Q: What is a good SLO target to start with?
A: You can start with 95% for non-critical services, 99% for important services, and 99.9% for critical services. Adjust these targets based on actual performance and business requirements.
Q: How long should my time window be?
- 1 day: Provides fast feedback; useful for development or testing
- 7 days: Balances responsiveness with stability
- 28 days: Shows long‑term trends; recommended for production services
- Calendar month: It aligns with business reporting cycles, making it ideal for monthly SLA reviews and financial reporting periods. Available only within fixed time windows.
Q: What if my SLO status is always 100%?
A: Your threshold may be too lenient.
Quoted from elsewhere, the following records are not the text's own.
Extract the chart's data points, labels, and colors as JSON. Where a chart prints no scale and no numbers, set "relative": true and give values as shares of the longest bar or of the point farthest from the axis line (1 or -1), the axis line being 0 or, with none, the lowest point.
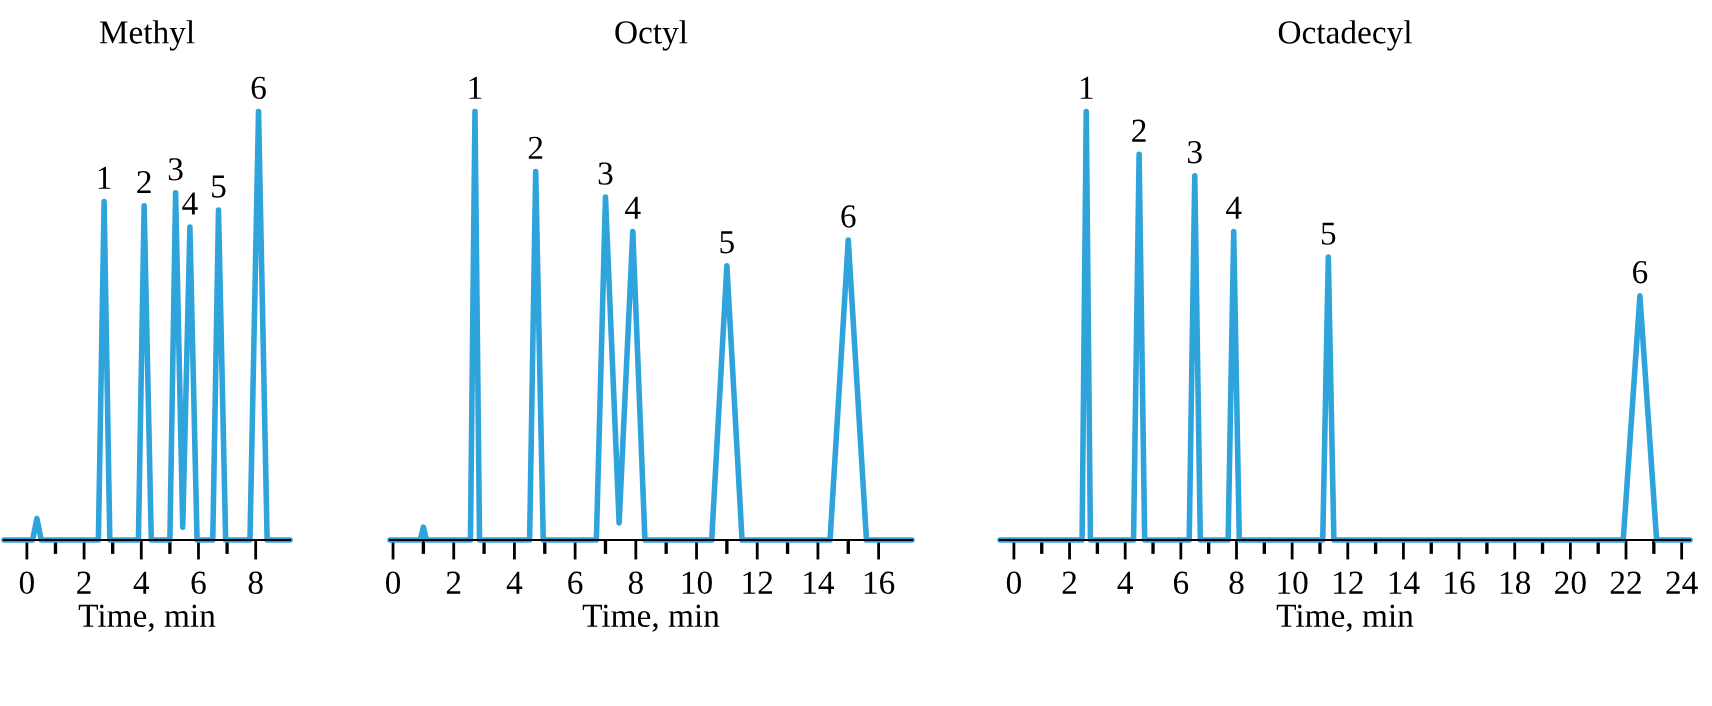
{
  "chart_data": [
    {
      "type": "line",
      "title": "Methyl",
      "xlabel": "Time, min",
      "relative": true,
      "xlim": [
        -0.8,
        9.2
      ],
      "xticks": [
        0,
        {
          "value": 1,
          "label": null
        },
        2,
        {
          "value": 3,
          "label": null
        },
        4,
        {
          "value": 5,
          "label": null
        },
        6,
        {
          "value": 7,
          "label": null
        },
        8
      ],
      "series": [
        {
          "color": "#2ea3dc",
          "x": [
            -0.8,
            0.2,
            0.35,
            0.5,
            2.5,
            2.7,
            2.9,
            3.9,
            4.1,
            4.35,
            5.0,
            5.2,
            5.45,
            5.7,
            5.95,
            6.5,
            6.7,
            6.95,
            7.8,
            8.1,
            8.4,
            9.2
          ],
          "values": [
            0,
            0,
            0.05,
            0,
            0,
            0.79,
            0,
            0,
            0.78,
            0,
            0,
            0.81,
            0.03,
            0.73,
            0,
            0,
            0.77,
            0,
            0,
            1,
            0,
            0
          ]
        }
      ],
      "annotations": [
        {
          "text": "1",
          "x": 2.7,
          "y": 0.79
        },
        {
          "text": "2",
          "x": 4.1,
          "y": 0.78
        },
        {
          "text": "3",
          "x": 5.2,
          "y": 0.81
        },
        {
          "text": "4",
          "x": 5.7,
          "y": 0.73
        },
        {
          "text": "5",
          "x": 6.7,
          "y": 0.77
        },
        {
          "text": "6",
          "x": 8.1,
          "y": 1
        }
      ],
      "grid": false,
      "legend": false
    },
    {
      "type": "line",
      "title": "Octyl",
      "xlabel": "Time, min",
      "relative": true,
      "xlim": [
        -0.1,
        17.1
      ],
      "xticks": [
        0,
        {
          "value": 1,
          "label": null
        },
        2,
        {
          "value": 3,
          "label": null
        },
        4,
        {
          "value": 5,
          "label": null
        },
        6,
        {
          "value": 7,
          "label": null
        },
        8,
        {
          "value": 9,
          "label": null
        },
        10,
        {
          "value": 11,
          "label": null
        },
        12,
        {
          "value": 13,
          "label": null
        },
        14,
        {
          "value": 15,
          "label": null
        },
        16
      ],
      "series": [
        {
          "color": "#2ea3dc",
          "x": [
            -0.1,
            0.9,
            1.0,
            1.1,
            2.55,
            2.7,
            2.85,
            4.5,
            4.7,
            4.95,
            6.7,
            7.0,
            7.45,
            7.9,
            8.3,
            10.5,
            11.0,
            11.5,
            14.4,
            15.0,
            15.6,
            17.1
          ],
          "values": [
            0,
            0,
            0.03,
            0,
            0,
            1,
            0,
            0,
            0.86,
            0,
            0,
            0.8,
            0.04,
            0.72,
            0,
            0,
            0.64,
            0,
            0,
            0.7,
            0,
            0
          ]
        }
      ],
      "annotations": [
        {
          "text": "1",
          "x": 2.7,
          "y": 1
        },
        {
          "text": "2",
          "x": 4.7,
          "y": 0.86
        },
        {
          "text": "3",
          "x": 7.0,
          "y": 0.8
        },
        {
          "text": "4",
          "x": 7.9,
          "y": 0.72
        },
        {
          "text": "5",
          "x": 11.0,
          "y": 0.64
        },
        {
          "text": "6",
          "x": 15.0,
          "y": 0.7
        }
      ],
      "grid": false,
      "legend": false
    },
    {
      "type": "line",
      "title": "Octadecyl",
      "xlabel": "Time, min",
      "relative": true,
      "xlim": [
        -0.5,
        24.3
      ],
      "xticks": [
        0,
        {
          "value": 1,
          "label": null
        },
        2,
        {
          "value": 3,
          "label": null
        },
        4,
        {
          "value": 5,
          "label": null
        },
        6,
        {
          "value": 7,
          "label": null
        },
        8,
        {
          "value": 9,
          "label": null
        },
        10,
        {
          "value": 11,
          "label": null
        },
        12,
        {
          "value": 13,
          "label": null
        },
        14,
        {
          "value": 15,
          "label": null
        },
        16,
        {
          "value": 17,
          "label": null
        },
        18,
        {
          "value": 19,
          "label": null
        },
        20,
        {
          "value": 21,
          "label": null
        },
        22,
        {
          "value": 23,
          "label": null
        },
        24
      ],
      "series": [
        {
          "color": "#2ea3dc",
          "x": [
            -0.5,
            2.45,
            2.6,
            2.75,
            4.3,
            4.5,
            4.7,
            6.3,
            6.5,
            6.7,
            7.7,
            7.9,
            8.1,
            11.1,
            11.3,
            11.5,
            21.9,
            22.5,
            23.1,
            24.3
          ],
          "values": [
            0,
            0,
            1,
            0,
            0,
            0.9,
            0,
            0,
            0.85,
            0,
            0,
            0.72,
            0,
            0,
            0.66,
            0,
            0,
            0.57,
            0,
            0
          ]
        }
      ],
      "annotations": [
        {
          "text": "1",
          "x": 2.6,
          "y": 1
        },
        {
          "text": "2",
          "x": 4.5,
          "y": 0.9
        },
        {
          "text": "3",
          "x": 6.5,
          "y": 0.85
        },
        {
          "text": "4",
          "x": 7.9,
          "y": 0.72
        },
        {
          "text": "5",
          "x": 11.3,
          "y": 0.66
        },
        {
          "text": "6",
          "x": 22.5,
          "y": 0.57
        }
      ],
      "grid": false,
      "legend": false
    }
  ]
}
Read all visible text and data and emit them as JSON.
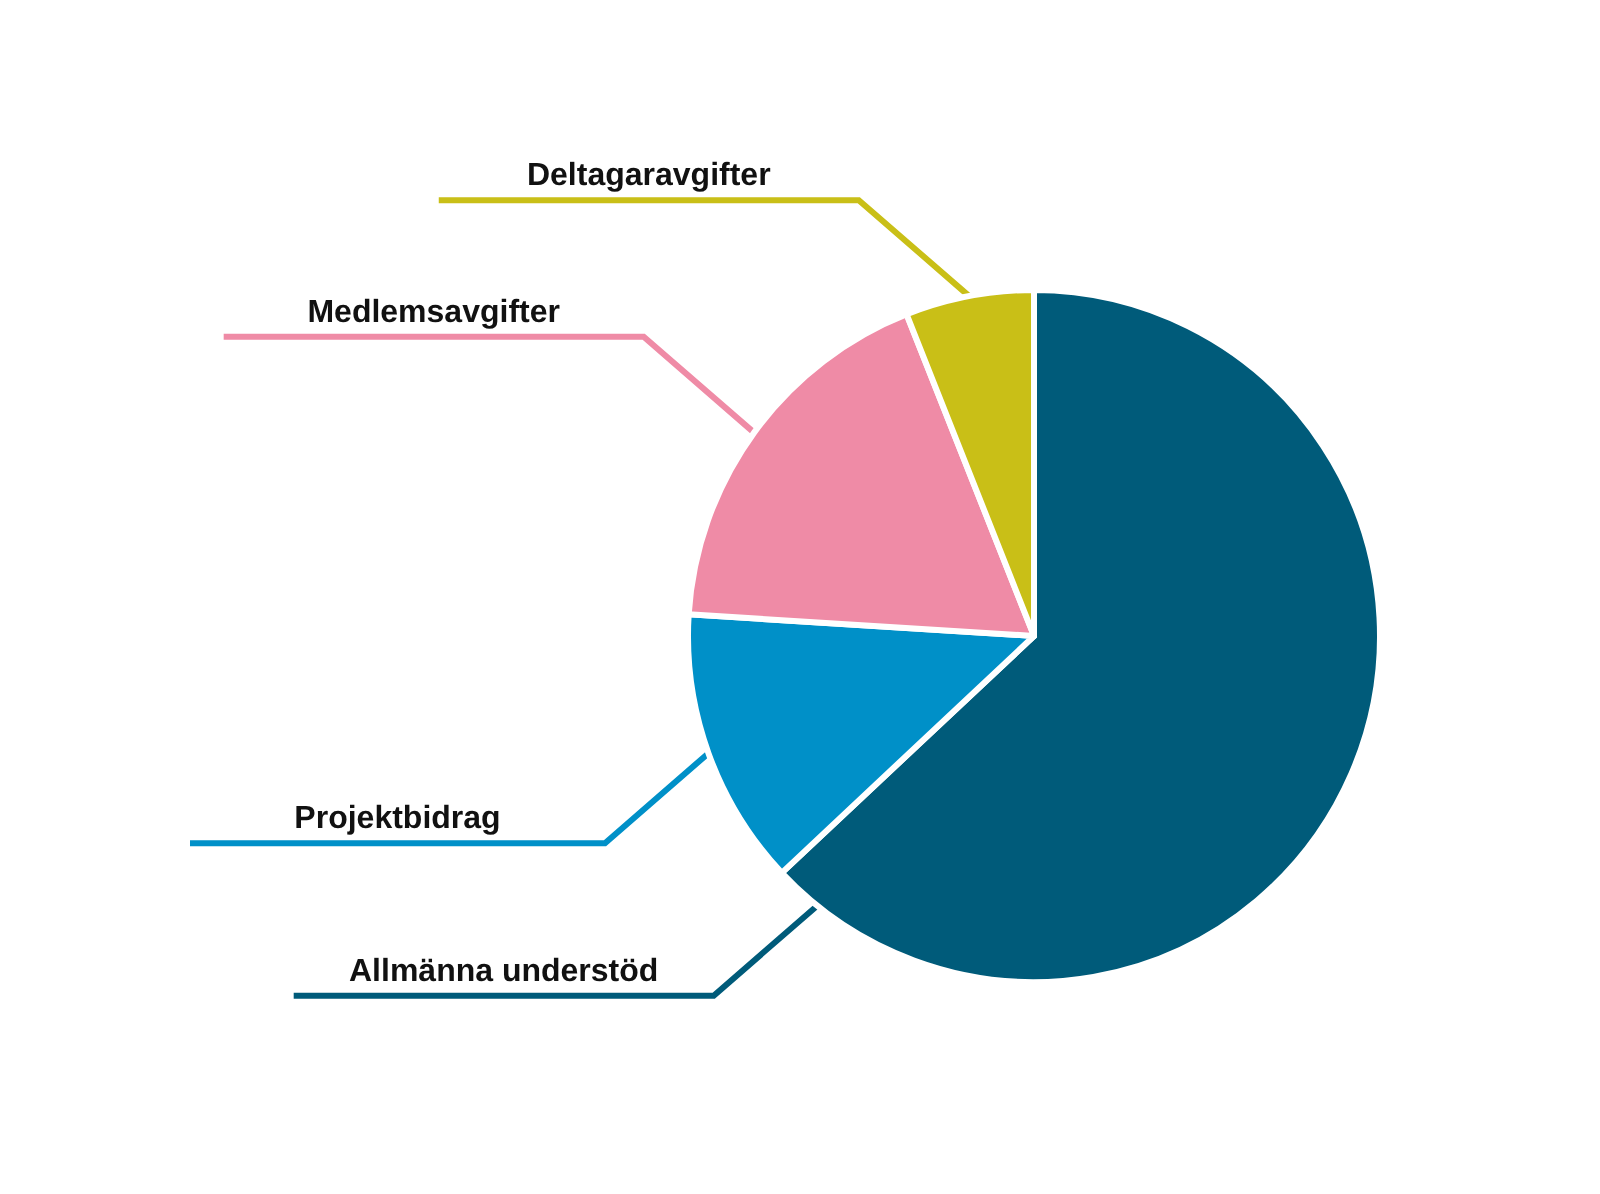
{
  "chart_data": {
    "type": "pie",
    "categories": [
      "Allmänna understöd",
      "Projektbidrag",
      "Medlemsavgifter",
      "Deltagaravgifter"
    ],
    "values": [
      63,
      13,
      18,
      6
    ],
    "colors": [
      "#005b7a",
      "#0090c8",
      "#ef8ba6",
      "#c9bf17"
    ],
    "legend": false
  }
}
Review the indicator chart and adjust the threshold to make it more challenging but still achievable.
Q: Can I change an SLO after creation?
A: Yes, you can update the name, target, time window type/length, timezone, and tags. However, you cannot change the entity, scope, or indicator configuration.
When is it appropriate to use calendar month time windows?
A: Use calendar month time windows when:
- You need to align SLO reporting with business calendars and monthly reviews
- Your organization tracks SLAs on a monthly basis
- You want consistent month-over-month comparisons
- Financial or operational reporting follows calendar month boundaries
Q: Do I select synthetic tests individually or by using filters?
A: Use individual synthetic test selection to have the SLO monitor a specific, fixed set of tests. Use filter‑based selection to have the SLO automatically include all synthetic tests that match attributes such as test name, location ID, or application ID. Filter‑based selection creates a dynamic scope, so newly created tests that meet the filter criteria are automatically included in the SLO.